Borée enflait son souffle, et, par un maléfice,
Même à terre empêchait qu’on pût tenir debout.
Enfin le vent se tut, ils larguèrent leurs câbles. »

Ulysse forge ainsi des contes vraisemblables.
Elle, en pleurant, écoute, et sa force est à bout.
Comme, aux pics sourcilleux, la neige, accumulée
Par le Zéphyr, se fond à l’haleine d’Eurus,
Et va grossir le fleuve arrosant la vallée ;
De même en longs ruisseaux coulent ses pleurs accrus,
Au sujet d’un époux assis près d’elle. Ulysse
Déplore dans son cœur ce deuil uxorien ;
Mais ses yeux restent froids, tels que fer ou silice,
Sous leurs paupières ; secs, ils ne trahissent rien.
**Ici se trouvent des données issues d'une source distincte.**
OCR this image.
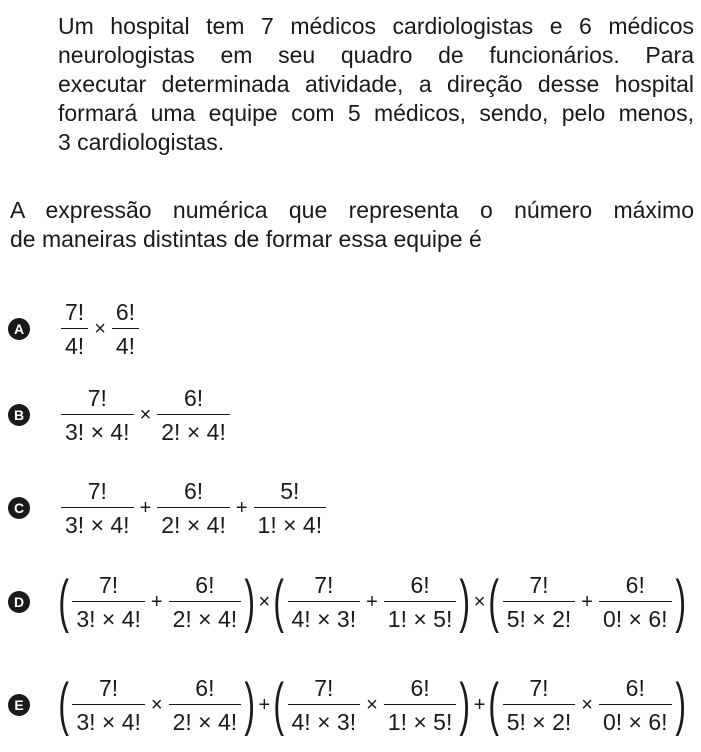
Um hospital tem 7 médicos cardiologistas e 6 médicos
neurologistas em seu quadro de funcionários. Para
executar determinada atividade, a direção desse hospital
formará uma equipe com 5 médicos, sendo, pelo menos,
3 cardiologistas.
A expressão numérica que representa o número máximo
de maneiras distintas de formar essa equipe é
A $\frac{7!}{4!} \times \frac{6!}{4!}$
B $\frac{7!}{3! \times 4!} \times \frac{6!}{2! \times 4!}$
C $\frac{7!}{3! \times 4!} + \frac{6!}{2! \times 4!} + \frac{5!}{1! \times 4!}$
D ( $\frac{7!}{3! \times 4!} + \frac{6!}{2! \times 4!}$ ) × ( $\frac{7!}{4! \times 3!} + \frac{6!}{1! \times 5!}$ ) × ( $\frac{7!}{5! \times 2!} + \frac{6!}{0! \times 6!}$ )
E ( $\frac{7!}{3! \times 4!} \times \frac{6!}{2! \times 4!}$ ) + ( $\frac{7!}{4! \times 3!} \times \frac{6!}{1! \times 5!}$ ) + ( $\frac{7!}{5! \times 2!} \times \frac{6!}{0! \times 6!}$ )
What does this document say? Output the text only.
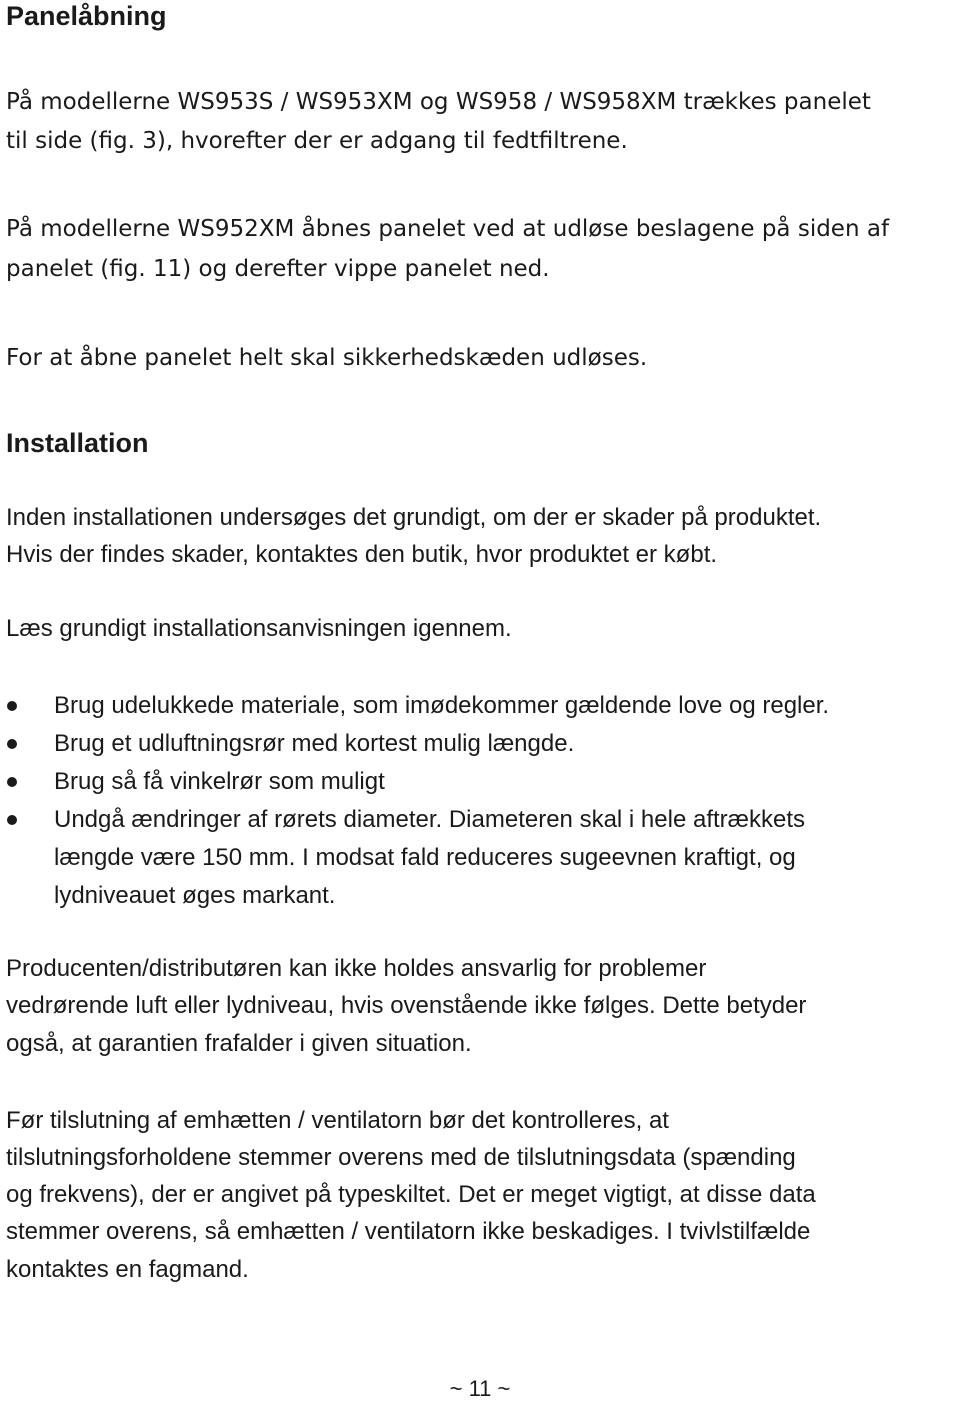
Panelåbning
På modellerne WS953S / WS953XM og WS958 / WS958XM trækkes panelet
til side (fig. 3), hvorefter der er adgang til fedtfiltrene.
På modellerne WS952XM åbnes panelet ved at udløse beslagene på siden af
panelet (fig. 11) og derefter vippe panelet ned.
For at åbne panelet helt skal sikkerhedskæden udløses.
Installation
Inden installationen undersøges det grundigt, om der er skader på produktet.
Hvis der findes skader, kontaktes den butik, hvor produktet er købt.
Læs grundigt installationsanvisningen igennem.
Brug udelukkede materiale, som imødekommer gældende love og regler.
Brug et udluftningsrør med kortest mulig længde.
Brug så få vinkelrør som muligt
Undgå ændringer af rørets diameter. Diameteren skal i hele aftrækkets
længde være 150 mm. I modsat fald reduceres sugeevnen kraftigt, og
lydniveauet øges markant.
Producenten/distributøren kan ikke holdes ansvarlig for problemer
vedrørende luft eller lydniveau, hvis ovenstående ikke følges. Dette betyder
også, at garantien frafalder i given situation.
Før tilslutning af emhætten / ventilatorn bør det kontrolleres, at
tilslutningsforholdene stemmer overens med de tilslutningsdata (spænding
og frekvens), der er angivet på typeskiltet. Det er meget vigtigt, at disse data
stemmer overens, så emhætten / ventilatorn ikke beskadiges. I tvivlstilfælde
kontaktes en fagmand.
~ 11 ~
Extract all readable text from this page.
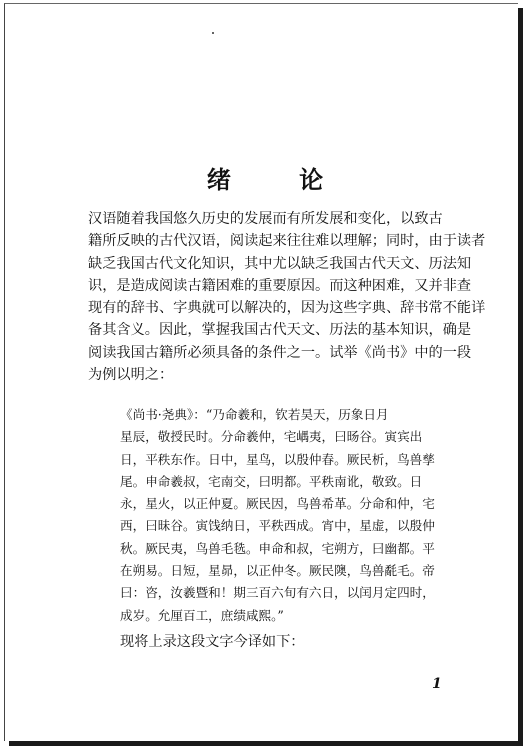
绪 论
汉语随着我国悠久历史的发展而有所发展和变化，以致古
籍所反映的古代汉语，阅读起来往往难以理解；同时，由于读者
缺乏我国古代文化知识，其中尤以缺乏我国古代天文、历法知
识，是造成阅读古籍困难的重要原因。而这种困难，又并非查
现有的辞书、字典就可以解决的，因为这些字典、辞书常不能详
备其含义。因此，掌握我国古代天文、历法的基本知识，确是
阅读我国古籍所必须具备的条件之一。试举《尚书》中的一段
为例以明之：
《尚书·尧典》：“乃命羲和，钦若昊天，历象日月
星辰，敬授民时。分命羲仲，宅嵎夷，曰旸谷。寅宾出
日，平秩东作。日中，星鸟，以殷仲春。厥民析，鸟兽孳
尾。申命羲叔，宅南交，曰明都。平秩南讹，敬致。日
永，星火，以正仲夏。厥民因，鸟兽希革。分命和仲，宅
西，曰昧谷。寅饯纳日，平秩西成。宵中，星虚，以殷仲
秋。厥民夷，鸟兽毛毨。申命和叔，宅朔方，曰幽都。平
在朔易。日短，星昴，以正仲冬。厥民隩，鸟兽氄毛。帝
曰：咨，汝羲暨和！期三百六旬有六日，以闰月定四时，
成岁。允厘百工，庶绩咸熙。”

现将上录这段文字今译如下：

1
Rassasiée enfin de soupirs et de larmes,
Pénélope poursuit le colloque entraînant :
« Étranger, je m’en vais éprouver maintenant
Si vraiment mon Ulysse, avec ses frères d’armes,
Logea dans ton palais, comme tu le dépeins.
Dis-moi quels vêtements composaient sa tenue,
Quelle mine il avait, quels étaient ses compains. »

L’ingénieux guerrier, d’une voix ingénue :
« Femme, il est difficile, après un si long temps,
D’entrer dans ces détails ; car notre connaissance,
Son départ de là-bas remontent à vingt ans.
Néanmoins je dirai ce dont j’ai souvenance.